A fully illustrated catalogue featuring newly commissioned essays by Michelle Franke, Stefanie Kogler and Miriam Metliss, published to accompany the exhibition “Imperial Poem”: the first European solo exhibition of contemporary Chilean artist Carlos Zuniga.

The new body of work on view at Edel Assanti Gallery in London, sees Zuniga’s gaze shift from the subject of the collective memory of his home country to that of the population and landscapes of the Falkland Islands.

Continuing a line of investigation initiated in his practice over the last four years, Zuniga’s vivid, captivating images are composed through the artist’s unique process of manually erasing text line by line; the artist may black out words, paragraphs, or on one occasion the entire text of Darwin’s Origin of the Species. Zuniga began plotting his compositions on Chilean phone book pages with his seminal work Next (2008). In Imperial Poem, the artist employs Argentinean phone book as the basis for a probing examination of issues surrounding censorship, identity and collective consciousness.

Over a quarter of a century after the conflict’s inconclusive resolution, to natives and Argentineans alike, the Falklands War remains a politically contentious subject. During a trip earlier this year, Zuniga spent ten days immersing himself in the islands’ unforgiving landscape and meeting the inhabitants of a region that serves as a provocative present-day reminder of Great Britain’s imperious past.

Imperial Poem captures the artist’s journey of discovery, combining the dramatic landscapes of the Falkland Islands with austere portraits of their inhabitants. The resulting works resonate with a quiet calm and haunting ambiguity, opening a subtly intrusive inquiry into national identity and history’s resonance in the islands communities. Visually wholly consuming, Zuniga’s non-violent images resurface the turbulent history suffered by the Falkland Islands. Without reaching foregone conclusions, the works highlight Argentina’s continuing claims to sovereignty over the Falklands, recalling a conflict consigned to history, a territory now overlooked and a people almost forgotten.

Excerpt:

In the context of Chile, Zuñiga’s practice of erasing names could be seen as referring to the thousands of people who were detained, and who then “disappeared” during Augusto Pinochet’s dictatorship. 

An equally strong reference is made to censorship, a common practice during the repressive regime.
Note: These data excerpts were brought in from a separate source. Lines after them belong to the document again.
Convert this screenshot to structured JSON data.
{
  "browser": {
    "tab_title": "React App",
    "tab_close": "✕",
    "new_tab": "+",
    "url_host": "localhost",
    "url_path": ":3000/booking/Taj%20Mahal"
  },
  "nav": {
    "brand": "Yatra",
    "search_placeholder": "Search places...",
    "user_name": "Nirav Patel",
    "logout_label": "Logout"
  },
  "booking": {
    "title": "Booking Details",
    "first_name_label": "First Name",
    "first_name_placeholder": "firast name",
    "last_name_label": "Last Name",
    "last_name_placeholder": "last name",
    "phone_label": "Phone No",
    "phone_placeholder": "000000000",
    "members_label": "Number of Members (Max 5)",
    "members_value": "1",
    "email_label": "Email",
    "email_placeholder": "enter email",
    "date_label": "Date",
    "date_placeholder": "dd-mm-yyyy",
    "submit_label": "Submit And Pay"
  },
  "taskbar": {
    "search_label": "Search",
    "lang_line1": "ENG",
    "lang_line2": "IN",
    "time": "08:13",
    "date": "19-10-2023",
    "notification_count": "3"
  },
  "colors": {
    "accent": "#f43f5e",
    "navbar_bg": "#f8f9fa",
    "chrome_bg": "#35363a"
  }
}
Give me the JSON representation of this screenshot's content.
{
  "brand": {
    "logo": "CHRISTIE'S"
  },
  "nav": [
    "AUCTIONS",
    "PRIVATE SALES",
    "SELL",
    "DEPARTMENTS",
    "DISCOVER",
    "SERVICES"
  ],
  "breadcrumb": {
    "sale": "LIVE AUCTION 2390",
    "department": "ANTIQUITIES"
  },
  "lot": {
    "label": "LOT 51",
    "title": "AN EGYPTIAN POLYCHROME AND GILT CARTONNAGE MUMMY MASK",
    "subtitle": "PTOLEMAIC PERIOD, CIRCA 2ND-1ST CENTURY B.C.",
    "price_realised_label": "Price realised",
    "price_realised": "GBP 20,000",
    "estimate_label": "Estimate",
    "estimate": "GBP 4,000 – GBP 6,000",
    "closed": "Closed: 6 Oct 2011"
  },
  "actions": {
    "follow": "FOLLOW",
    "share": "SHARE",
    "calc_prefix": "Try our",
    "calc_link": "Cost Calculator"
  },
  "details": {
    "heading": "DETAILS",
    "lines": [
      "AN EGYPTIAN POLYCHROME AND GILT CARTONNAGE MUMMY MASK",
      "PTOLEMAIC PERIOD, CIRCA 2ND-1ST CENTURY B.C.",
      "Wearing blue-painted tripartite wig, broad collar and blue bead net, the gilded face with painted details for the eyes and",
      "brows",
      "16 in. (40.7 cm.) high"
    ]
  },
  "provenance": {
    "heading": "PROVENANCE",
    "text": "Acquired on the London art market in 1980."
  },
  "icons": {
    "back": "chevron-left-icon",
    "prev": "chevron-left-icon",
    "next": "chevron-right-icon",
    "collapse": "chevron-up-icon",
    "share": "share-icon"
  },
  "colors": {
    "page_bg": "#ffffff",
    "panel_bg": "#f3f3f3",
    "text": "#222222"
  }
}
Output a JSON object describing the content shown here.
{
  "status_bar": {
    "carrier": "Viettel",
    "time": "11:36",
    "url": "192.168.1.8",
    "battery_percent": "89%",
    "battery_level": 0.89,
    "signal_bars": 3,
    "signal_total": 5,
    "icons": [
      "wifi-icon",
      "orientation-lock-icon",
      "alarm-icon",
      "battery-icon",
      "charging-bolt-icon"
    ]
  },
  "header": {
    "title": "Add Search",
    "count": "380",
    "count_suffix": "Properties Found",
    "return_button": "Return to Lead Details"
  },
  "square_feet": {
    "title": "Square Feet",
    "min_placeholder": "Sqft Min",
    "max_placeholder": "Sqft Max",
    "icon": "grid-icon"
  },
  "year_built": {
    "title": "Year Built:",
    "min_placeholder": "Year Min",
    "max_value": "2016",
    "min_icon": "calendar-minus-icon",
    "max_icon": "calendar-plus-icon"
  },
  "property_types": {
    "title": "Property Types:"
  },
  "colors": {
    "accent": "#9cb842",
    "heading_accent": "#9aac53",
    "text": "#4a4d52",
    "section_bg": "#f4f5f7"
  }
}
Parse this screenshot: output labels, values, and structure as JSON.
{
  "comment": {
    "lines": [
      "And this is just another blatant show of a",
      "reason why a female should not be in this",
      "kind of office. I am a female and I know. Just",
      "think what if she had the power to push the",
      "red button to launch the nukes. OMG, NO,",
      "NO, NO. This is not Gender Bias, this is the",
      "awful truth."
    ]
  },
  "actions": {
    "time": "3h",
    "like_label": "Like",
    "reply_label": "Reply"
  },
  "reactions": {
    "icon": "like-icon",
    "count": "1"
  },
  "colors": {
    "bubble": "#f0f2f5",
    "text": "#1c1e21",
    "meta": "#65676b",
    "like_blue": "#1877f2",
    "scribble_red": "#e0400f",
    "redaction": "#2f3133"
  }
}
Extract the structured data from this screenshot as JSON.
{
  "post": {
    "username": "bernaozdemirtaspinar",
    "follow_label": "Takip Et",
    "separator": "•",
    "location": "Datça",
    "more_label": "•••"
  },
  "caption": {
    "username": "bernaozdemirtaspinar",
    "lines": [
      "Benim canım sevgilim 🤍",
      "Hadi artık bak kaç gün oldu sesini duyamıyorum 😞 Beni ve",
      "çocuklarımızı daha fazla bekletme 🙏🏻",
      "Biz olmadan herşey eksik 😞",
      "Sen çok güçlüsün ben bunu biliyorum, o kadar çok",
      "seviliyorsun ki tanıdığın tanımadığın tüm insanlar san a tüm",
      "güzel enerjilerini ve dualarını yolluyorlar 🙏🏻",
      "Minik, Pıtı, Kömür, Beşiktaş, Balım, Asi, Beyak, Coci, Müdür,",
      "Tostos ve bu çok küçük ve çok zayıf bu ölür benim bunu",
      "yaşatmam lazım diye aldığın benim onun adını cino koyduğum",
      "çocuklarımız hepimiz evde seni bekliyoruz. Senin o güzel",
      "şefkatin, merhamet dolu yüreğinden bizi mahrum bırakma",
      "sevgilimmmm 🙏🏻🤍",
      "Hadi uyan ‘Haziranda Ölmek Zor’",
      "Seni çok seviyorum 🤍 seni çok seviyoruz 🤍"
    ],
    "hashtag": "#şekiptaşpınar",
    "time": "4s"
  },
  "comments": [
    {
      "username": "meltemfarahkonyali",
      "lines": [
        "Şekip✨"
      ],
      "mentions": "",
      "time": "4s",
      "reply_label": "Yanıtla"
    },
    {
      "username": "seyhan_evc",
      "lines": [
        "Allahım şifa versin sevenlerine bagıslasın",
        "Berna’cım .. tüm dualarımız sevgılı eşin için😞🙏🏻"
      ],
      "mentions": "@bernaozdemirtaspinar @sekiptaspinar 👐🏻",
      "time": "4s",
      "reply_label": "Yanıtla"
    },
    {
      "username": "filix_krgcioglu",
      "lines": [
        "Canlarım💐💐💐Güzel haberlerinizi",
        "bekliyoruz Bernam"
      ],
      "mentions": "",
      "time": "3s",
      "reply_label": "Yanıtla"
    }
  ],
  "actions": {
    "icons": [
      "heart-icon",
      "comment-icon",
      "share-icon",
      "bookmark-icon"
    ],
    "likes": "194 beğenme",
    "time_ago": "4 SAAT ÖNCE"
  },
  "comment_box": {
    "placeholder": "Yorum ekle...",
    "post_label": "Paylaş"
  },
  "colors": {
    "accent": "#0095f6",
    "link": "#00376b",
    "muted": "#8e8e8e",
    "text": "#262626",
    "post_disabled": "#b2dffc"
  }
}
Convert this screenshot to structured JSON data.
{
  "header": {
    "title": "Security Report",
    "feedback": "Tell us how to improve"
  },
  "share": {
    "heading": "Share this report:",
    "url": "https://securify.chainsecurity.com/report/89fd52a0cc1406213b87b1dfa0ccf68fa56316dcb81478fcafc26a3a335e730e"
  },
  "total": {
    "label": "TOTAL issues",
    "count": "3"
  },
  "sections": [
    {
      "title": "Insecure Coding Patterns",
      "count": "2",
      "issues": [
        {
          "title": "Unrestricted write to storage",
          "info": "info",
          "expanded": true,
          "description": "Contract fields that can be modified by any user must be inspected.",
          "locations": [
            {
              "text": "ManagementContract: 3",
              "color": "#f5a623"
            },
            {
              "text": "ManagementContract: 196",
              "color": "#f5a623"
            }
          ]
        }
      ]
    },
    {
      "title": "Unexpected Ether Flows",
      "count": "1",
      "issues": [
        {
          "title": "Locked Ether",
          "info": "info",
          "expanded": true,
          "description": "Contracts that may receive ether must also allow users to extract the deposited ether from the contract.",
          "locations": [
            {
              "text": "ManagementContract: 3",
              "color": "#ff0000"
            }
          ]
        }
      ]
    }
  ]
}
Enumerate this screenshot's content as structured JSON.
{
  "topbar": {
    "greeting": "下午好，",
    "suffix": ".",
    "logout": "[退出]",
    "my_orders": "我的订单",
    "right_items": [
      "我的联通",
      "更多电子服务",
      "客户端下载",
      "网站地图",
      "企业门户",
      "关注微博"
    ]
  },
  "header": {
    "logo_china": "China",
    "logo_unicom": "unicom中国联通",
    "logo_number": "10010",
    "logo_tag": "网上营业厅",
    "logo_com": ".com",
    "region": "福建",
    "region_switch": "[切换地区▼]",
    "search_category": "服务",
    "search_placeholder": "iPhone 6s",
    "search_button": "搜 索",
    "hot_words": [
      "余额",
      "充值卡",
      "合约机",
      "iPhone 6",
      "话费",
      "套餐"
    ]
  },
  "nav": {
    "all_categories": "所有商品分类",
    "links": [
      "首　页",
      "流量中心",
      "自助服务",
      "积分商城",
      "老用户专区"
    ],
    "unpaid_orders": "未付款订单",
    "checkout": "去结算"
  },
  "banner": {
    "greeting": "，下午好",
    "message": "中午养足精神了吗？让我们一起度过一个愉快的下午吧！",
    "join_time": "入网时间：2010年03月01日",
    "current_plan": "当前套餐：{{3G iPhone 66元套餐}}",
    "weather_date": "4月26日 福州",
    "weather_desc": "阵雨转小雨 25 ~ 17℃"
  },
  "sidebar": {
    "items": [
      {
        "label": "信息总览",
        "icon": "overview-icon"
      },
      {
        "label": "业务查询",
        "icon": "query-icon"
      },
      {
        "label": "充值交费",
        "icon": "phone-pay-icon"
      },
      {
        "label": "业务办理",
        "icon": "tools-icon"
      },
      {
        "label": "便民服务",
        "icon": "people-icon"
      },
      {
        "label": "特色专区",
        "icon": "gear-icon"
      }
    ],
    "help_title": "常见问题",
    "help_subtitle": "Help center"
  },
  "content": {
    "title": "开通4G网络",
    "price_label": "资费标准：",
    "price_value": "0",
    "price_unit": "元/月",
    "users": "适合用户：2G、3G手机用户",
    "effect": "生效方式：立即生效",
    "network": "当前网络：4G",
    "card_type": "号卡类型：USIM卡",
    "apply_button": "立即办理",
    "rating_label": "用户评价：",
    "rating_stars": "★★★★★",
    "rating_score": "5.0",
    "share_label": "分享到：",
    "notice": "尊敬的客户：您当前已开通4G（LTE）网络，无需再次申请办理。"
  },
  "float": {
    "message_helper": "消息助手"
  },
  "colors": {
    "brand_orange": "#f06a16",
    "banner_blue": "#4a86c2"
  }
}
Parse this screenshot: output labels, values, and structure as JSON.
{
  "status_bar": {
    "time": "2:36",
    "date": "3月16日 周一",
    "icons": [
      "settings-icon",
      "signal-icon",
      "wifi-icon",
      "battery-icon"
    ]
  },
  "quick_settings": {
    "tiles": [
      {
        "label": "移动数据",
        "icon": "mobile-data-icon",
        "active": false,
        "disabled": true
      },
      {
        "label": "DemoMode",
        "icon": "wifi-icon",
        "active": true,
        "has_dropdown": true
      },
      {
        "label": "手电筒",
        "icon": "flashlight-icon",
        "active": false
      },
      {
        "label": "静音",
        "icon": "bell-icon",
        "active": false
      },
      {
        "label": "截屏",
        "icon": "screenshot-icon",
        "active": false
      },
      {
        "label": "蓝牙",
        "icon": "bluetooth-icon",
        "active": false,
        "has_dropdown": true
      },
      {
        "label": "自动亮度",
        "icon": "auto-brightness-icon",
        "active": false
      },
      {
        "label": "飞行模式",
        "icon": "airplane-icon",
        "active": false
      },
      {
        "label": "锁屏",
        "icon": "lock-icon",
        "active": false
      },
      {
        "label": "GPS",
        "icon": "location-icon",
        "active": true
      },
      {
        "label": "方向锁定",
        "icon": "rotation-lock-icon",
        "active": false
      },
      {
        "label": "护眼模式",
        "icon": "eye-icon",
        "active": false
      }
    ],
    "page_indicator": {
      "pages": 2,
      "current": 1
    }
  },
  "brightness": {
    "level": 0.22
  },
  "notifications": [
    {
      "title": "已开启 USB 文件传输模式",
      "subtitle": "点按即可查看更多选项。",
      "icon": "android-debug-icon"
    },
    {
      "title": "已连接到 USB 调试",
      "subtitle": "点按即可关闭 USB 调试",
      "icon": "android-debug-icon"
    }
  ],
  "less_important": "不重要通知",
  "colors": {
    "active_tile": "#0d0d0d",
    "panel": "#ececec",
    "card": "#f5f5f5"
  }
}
The artist does not only point to this but embodies it: for Zuñiga censorship is the very act that lies at the basis of his visual creation.

As Zuñiga suggests, censorship is part of our daily life, we see it constantly around us and it can take many forms. The practice itself could be said to be paradoxical: drawing from Heidegger, censorship means destructing the argument while, at the same time, creating the evidence. In this sense it is a manipulation of the facts, a filtering of information. Erasing and unveiling, censoring and creating are therefore two sides of the same coin. This is clearly visible in Zuñiga’s work where a landscape or portrait is created by eliminating names and phone-numbers. A new meaning is thereby produced, superimposed onto the information already available on the phonebook pages. This process is similar to that of inscribing palimpsests.

The ancient practice of writing palimpsests on manuscripts came into being primarily due to economic reasons: when paper or parchment was scarce it was sometimes necessary to reuse the already written pages. This practice, therefore, was not aimed at erasing, damaging or destroying the information that was already present, it was necessary in order to be able to carry on writing. Zuñiga, however, engages with the information given on the pages.  His artworks can be understood as palimpsests in the archaeological and geological sense. According to these two disciplines, a palimpsest refers to the mingling of layers in the soil. As a consequence, it is no longer possible to establish which layer is older. In this sense, the palimpsest denotes a hybrid mixing of layers, to the point that they are indistinguishable and cannot be told apart.  In Zuñiga’s practice, the phonebook pages and the superimposed image melt into each other to form a new work of art.

“Imperial Poem” at Edel Assanti Gallery, London, 24 November 2010 – 8 January 2011.